Below are the specific answers I found along with example codes.
1. Can we generate and use custom deflate dictionary from a preset of words?
Yes, this can be done. A quick example in python will as below:
import zlib
#Data for compression
hello = b'hello'
#Compress with dictionary
co = zlib.compressobj(wbits=-zlib.MAX_WBITS, zdict=hello)
compress_data = co.compress(hello) + co.flush()
2. Can we send a file without the deflate dictionary and use local one?
Yes, you can send just the data without dictionary. The compressed data is in compress_data
in above example code. However, to decompress you will need the zdict
value passed during compression. Example of how it is decompressed:
hello = b'hello' #for passing to zdict
do = zlib.decompressobj(wbits=-zlib.MAX_WBITS, zdict=hello)
data = do.decompress(compress_data)
A full example code with and without dict data:
import zlib
#Data for compression
hello = b'hello'
#Compression with dictionary
co = zlib.compressobj(wbits=-zlib.MAX_WBITS, zdict=hello)

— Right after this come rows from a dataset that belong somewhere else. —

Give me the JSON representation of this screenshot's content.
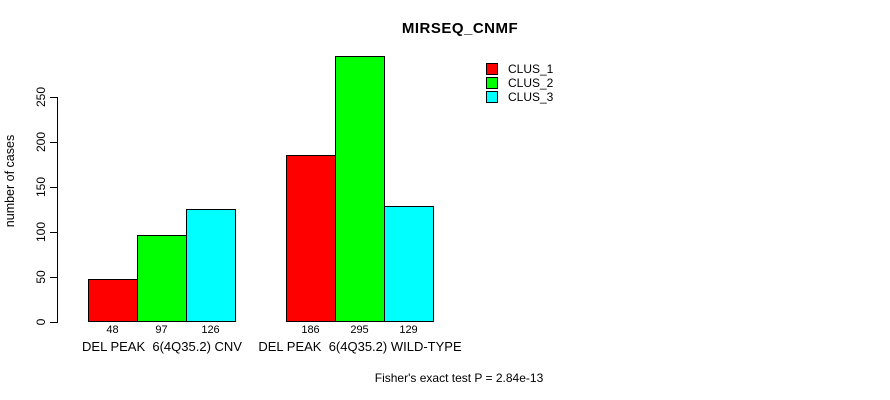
{
  "chart_data": {
    "type": "bar",
    "title": "MIRSEQ_CNMF",
    "xlabel": "",
    "ylabel": "number of cases",
    "categories": [
      "DEL PEAK  6(4Q35.2) CNV",
      "DEL PEAK  6(4Q35.2) WILD-TYPE"
    ],
    "series": [
      {
        "name": "CLUS_1",
        "color": "#ff0000",
        "values": [
          48,
          186
        ]
      },
      {
        "name": "CLUS_2",
        "color": "#00ff00",
        "values": [
          97,
          295
        ]
      },
      {
        "name": "CLUS_3",
        "color": "#00ffff",
        "values": [
          126,
          129
        ]
      }
    ],
    "value_labels": [
      [
        48,
        97,
        126
      ],
      [
        186,
        295,
        129
      ]
    ],
    "yticks": [
      0,
      50,
      100,
      150,
      200,
      250
    ],
    "ylim": [
      0,
      300
    ],
    "grid": false,
    "legend_position": "top-right",
    "annotation": "Fisher's exact test P = 2.84e-13"
  },
  "colors": {
    "background": "#ffffff",
    "axis": "#000000",
    "clus1": "#ff0000",
    "clus2": "#00ff00",
    "clus3": "#00ffff"
  }
}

compress_data = co.compress(hello) + co.flush()
#Compression without dictionary
co_nodict = zlib.compressobj(wbits=-zlib.MAX_WBITS, )
compress_data_nodict = co_nodict.compress(hello) + co_nodict.flush()
#De-compression with dictionary
do = zlib.decompressobj(wbits=-zlib.MAX_WBITS, zdict=hello)
data = do.decompress(compress_data)
#print compressed output when dict used
print(compress_data)
#print compressed output when dict not used
print(compress_data_nodict)
#print decompressed output when dict used
print(data)
Above code doesn't works with unicode data. For unicode data you have to do something as below:
import zlib
#Data for compression
unicode_data = 'റെക്കോർഡ്'
hello = unicode_data.encode('utf-16be')
#Compression with dictionary
co = zlib.compressobj(wbits=-zlib.MAX_WBITS, zdict=hello)
compress_data = co.compress(hello) + co.flush()
...
JS based approach references:
- How to find a good/optimal dictionary for zlib 'setDictionary' when processing a given set of data?
- Compression of data with dictionary using zlib in node.js